A violent crash on a busy Canberra road has had life-long consequences for a victim pulled from the mangled wreckage, while the driver who caused the tragedy has himself been left legally blind by the collision.
Brent Andrew Dopson, 29, was driving on William Hovell Drive on 12 October 2020 when he swerved across double lines head-on into an oncoming car.
Dash-cam footage screened in the ACT Magistrates Court showed the two cars smashing into each other before being thrown across the road, forcing other vehicles to come to a stop around them.
In a statement read to the court, the crash victim said she had been driving to work that morning after picking up an extra shift, taking her puppy with her, and remembered thinking it was busy on the road.
“The next thing I know it was three days later and I was flat on my back on a hospital bed,” she said.
Fortunately, the puppy survived because it was in the back in a transport cage and the “lucky little sod got away without a scratch”, the court heard.
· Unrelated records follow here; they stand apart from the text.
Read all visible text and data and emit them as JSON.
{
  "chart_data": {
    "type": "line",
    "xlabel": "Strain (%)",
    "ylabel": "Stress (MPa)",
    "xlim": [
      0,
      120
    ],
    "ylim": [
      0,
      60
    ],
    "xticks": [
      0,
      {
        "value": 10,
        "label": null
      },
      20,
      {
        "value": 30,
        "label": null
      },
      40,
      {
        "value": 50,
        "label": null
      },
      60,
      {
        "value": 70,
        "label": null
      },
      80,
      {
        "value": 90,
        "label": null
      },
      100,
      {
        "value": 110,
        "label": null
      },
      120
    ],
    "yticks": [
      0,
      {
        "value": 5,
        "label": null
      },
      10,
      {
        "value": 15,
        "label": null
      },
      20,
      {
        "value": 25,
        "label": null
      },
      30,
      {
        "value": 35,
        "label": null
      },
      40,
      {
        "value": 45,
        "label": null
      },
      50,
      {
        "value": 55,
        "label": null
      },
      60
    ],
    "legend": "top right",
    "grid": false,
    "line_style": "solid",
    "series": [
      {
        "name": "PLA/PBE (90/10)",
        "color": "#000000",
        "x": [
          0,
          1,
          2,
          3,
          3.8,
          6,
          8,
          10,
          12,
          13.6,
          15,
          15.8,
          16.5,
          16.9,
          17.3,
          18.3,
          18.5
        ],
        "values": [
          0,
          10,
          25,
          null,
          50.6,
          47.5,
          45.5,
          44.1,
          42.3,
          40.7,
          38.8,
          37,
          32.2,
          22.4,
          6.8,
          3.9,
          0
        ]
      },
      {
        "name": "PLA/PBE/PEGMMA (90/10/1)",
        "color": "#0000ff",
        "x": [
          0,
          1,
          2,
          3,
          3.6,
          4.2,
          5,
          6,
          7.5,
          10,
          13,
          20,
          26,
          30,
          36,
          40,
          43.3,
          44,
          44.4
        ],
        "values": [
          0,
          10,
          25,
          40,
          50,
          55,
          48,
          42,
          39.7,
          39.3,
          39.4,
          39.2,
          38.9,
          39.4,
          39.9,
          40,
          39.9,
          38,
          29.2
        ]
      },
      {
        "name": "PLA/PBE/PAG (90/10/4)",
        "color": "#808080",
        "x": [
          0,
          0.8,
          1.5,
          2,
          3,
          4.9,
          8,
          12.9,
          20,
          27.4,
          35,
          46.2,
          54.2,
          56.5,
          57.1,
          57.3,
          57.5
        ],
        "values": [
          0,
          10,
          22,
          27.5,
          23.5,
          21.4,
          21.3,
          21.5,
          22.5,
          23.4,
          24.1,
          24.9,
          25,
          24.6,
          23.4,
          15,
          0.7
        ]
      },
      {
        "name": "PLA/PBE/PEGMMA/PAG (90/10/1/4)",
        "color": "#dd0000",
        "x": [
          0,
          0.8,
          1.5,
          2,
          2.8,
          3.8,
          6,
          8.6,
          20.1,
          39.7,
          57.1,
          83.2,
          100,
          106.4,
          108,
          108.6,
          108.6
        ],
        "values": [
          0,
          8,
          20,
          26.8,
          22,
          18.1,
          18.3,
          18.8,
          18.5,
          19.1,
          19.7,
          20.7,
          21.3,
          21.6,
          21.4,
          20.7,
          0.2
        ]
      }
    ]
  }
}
However, the same could not be said for the crash victim. Her mother told the court she suffered from “trauma on trauma”, with 11 body areas receiving fractures – including facial bones, ribs, sternum, tibia and wrist – along with spinal cord damage.
She underwent eight surgeries, spent two months in hospital and had 70 pieces of metal installed in her body.
“How do you describe in a few words how broken your only child has become?” the clearly emotional mother said.
“[Her] life has changed forever.”
Unable to do many of the activities she once enjoyed, the victim said the worst part was seeing her two dogs go to waste and get bored.
“As a working dog handler, there are few things that are worse than the feeling you have let your dog down,” the court heard. “I can’t explain it to them and it breaks my f-king heart every day.”
Dopson’s Legal Aid lawyer told the court that at the time of the crash her client had not been looking up for a moment, but his inattention was only for a short period of time.
She said it took four attempts to resuscitate him after the crash. He spent one month in a coma and suffered cortical blindness among other injuries.
Magistrate Peter Morrison inferred Dopson “inexplicably” veered across the road into oncoming traffic and that for whatever reason he had looked down and not where he was going.
He said both the victim and Dopson had suffered from “serious and life-changing injuries”, but “the reality is it was your negligence that caused the injuries to both of you”.
Magistrate Morrison said if it wasn’t for Dopson’s injuries, he would have had no problem with sending him to jail.
Dopson, who is from Latham, pleaded guilty to a charge of negligent driving occasioning grievous bodily harm.
He was sentenced to four months’ jail, fully suspended for a 12-month good behaviour order.